Americans were hearing more and more about psychiatrists, and their hedonistic attacks on something they called “Puritanism and maladjustment.” This was strange and foreign to Americans, but curiously interesting. It was not so interesting to American parents, however, that their children were already being corrupted in their schools by advocates of “sex freedom,” and were craftily being induced to despise their parents for “suppressing” them or inhibiting them. They did not know that their children were subtly being taught that authority was evil, and that they should be “free souls.” The seduction of children had begun.

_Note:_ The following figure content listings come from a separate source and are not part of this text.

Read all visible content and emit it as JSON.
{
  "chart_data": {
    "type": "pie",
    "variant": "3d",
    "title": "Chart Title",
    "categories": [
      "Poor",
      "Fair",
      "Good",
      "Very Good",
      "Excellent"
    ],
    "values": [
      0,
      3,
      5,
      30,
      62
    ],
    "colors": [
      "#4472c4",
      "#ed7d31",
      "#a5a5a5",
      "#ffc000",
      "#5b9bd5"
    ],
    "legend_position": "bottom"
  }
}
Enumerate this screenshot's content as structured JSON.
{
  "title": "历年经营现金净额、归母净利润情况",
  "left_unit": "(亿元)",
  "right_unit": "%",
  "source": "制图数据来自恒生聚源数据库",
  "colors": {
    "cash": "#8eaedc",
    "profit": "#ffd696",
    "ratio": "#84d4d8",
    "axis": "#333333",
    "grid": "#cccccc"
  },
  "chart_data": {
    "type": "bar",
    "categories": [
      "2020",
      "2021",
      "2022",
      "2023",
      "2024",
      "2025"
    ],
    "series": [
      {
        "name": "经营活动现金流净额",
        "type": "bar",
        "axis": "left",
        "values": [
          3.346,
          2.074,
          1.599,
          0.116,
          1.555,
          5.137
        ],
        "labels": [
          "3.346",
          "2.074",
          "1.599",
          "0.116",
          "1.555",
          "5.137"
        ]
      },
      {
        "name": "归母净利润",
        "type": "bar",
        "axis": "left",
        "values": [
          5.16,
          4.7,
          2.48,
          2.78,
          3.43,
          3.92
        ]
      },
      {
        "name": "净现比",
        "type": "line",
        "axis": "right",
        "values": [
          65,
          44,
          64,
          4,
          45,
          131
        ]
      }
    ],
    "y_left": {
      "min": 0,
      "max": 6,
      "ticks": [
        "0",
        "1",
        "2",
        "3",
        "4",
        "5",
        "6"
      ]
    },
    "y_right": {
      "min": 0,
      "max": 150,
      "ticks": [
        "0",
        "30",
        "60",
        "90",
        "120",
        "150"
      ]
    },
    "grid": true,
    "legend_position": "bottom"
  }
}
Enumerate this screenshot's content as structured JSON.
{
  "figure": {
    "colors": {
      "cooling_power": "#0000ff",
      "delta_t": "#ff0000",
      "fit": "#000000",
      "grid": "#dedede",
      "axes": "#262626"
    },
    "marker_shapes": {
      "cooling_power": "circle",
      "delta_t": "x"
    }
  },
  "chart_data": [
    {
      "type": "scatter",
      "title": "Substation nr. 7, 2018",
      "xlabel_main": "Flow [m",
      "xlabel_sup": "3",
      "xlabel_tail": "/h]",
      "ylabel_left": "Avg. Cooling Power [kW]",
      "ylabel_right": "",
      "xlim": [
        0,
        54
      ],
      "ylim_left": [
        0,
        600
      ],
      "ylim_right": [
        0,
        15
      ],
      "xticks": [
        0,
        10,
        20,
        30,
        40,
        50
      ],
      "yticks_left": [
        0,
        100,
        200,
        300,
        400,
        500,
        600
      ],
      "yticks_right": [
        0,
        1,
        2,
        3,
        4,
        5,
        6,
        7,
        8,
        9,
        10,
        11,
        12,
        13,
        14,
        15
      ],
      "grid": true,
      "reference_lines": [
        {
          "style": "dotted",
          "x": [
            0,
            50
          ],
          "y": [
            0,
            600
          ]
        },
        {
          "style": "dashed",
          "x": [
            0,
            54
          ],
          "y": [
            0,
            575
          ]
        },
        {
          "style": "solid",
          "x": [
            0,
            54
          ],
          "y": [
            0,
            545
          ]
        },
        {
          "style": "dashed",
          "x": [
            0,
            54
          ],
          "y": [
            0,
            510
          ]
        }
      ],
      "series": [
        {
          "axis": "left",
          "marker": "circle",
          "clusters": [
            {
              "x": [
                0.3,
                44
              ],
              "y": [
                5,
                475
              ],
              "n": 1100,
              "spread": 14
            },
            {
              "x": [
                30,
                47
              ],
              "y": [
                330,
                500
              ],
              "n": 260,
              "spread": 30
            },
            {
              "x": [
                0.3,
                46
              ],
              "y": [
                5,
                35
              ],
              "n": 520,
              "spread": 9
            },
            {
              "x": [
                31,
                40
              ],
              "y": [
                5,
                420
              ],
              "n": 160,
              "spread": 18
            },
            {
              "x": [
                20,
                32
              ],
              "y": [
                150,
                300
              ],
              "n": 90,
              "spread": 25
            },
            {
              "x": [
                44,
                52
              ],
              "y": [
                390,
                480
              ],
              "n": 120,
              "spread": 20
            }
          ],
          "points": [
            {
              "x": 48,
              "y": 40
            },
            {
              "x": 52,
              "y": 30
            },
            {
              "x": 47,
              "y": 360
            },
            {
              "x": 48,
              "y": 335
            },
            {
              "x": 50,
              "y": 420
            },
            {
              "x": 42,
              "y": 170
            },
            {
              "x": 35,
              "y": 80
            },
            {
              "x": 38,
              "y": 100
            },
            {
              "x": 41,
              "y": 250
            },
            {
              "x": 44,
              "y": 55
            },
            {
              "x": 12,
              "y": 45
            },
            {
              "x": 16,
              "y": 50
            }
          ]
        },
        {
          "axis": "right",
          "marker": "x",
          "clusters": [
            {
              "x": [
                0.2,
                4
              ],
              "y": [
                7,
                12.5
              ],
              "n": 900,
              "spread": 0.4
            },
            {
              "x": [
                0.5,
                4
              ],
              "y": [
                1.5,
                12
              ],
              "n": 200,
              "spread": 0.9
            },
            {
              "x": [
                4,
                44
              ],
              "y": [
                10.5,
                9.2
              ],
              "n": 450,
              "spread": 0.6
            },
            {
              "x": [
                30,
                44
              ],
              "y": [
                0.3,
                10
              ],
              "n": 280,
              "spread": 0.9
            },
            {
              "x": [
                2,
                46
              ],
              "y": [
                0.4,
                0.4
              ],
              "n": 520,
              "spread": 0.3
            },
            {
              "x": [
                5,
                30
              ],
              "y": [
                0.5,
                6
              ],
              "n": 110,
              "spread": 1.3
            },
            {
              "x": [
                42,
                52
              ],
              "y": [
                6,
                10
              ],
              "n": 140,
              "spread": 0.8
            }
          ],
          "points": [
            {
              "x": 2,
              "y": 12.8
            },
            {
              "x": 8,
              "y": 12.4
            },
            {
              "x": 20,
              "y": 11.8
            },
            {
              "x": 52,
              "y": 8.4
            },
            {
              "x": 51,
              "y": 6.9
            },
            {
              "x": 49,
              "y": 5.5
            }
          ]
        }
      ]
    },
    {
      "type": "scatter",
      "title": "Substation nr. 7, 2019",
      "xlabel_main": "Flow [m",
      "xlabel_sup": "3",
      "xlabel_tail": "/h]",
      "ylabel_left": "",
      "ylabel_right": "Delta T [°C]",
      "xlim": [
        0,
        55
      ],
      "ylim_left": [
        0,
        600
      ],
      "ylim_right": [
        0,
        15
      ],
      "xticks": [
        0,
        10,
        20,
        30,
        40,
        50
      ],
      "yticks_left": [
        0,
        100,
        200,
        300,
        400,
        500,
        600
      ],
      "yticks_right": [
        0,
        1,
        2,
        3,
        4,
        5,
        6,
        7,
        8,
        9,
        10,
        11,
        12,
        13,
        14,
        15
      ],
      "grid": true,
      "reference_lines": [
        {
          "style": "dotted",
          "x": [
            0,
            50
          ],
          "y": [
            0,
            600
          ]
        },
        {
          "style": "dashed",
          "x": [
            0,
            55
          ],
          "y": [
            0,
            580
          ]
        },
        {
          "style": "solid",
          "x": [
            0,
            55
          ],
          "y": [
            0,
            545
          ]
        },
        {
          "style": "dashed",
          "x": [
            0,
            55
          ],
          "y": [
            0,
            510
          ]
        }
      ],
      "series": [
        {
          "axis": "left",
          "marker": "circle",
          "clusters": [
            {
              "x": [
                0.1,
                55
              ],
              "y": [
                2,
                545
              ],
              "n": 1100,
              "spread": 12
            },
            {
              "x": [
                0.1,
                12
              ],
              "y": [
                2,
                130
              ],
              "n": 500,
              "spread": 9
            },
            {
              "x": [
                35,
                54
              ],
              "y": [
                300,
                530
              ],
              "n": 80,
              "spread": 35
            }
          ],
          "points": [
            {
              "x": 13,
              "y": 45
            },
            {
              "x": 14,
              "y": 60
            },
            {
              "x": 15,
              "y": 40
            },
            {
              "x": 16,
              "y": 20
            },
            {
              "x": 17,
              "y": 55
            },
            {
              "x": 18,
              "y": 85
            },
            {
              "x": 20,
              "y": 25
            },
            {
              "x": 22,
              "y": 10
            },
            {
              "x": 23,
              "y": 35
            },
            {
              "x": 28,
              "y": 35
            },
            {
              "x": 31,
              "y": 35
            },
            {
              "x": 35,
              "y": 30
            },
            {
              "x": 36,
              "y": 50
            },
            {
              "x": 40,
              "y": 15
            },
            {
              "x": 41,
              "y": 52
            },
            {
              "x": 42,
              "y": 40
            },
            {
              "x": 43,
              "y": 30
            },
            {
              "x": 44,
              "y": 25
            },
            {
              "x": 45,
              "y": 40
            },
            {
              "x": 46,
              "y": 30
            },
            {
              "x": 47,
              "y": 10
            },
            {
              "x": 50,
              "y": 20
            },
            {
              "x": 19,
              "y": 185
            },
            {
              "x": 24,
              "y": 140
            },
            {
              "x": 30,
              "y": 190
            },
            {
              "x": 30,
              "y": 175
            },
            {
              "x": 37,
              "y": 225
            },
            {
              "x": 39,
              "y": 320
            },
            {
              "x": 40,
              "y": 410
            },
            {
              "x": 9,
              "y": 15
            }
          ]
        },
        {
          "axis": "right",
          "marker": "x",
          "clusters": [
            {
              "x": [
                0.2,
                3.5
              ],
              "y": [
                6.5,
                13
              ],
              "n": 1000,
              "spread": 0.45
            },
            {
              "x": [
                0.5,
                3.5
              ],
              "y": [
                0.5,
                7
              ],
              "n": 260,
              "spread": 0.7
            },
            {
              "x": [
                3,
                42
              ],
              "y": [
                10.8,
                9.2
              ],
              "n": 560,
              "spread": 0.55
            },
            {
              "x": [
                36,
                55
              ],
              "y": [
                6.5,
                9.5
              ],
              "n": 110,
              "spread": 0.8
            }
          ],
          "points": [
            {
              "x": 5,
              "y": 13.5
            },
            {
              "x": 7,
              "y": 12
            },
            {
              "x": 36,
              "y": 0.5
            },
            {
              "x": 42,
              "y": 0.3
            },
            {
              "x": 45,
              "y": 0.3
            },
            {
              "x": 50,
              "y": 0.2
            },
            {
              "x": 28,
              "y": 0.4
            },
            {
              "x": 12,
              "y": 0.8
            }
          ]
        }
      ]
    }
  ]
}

Mr. Hoover heard all these things, but he thought them abstractions. He was more concerned with “keeping America prosperous—a car in every garage, two chickens in every pot.” He had an uneasy and instinctive suspicion at times, but he was carefully insulated by his enemies. Moreover, he had faith in the sturdy American character. He thought the majority of men were as forthright and honorable as himself. That is why he had been chosen by the conspirators to be President of the United States. He was their ambush.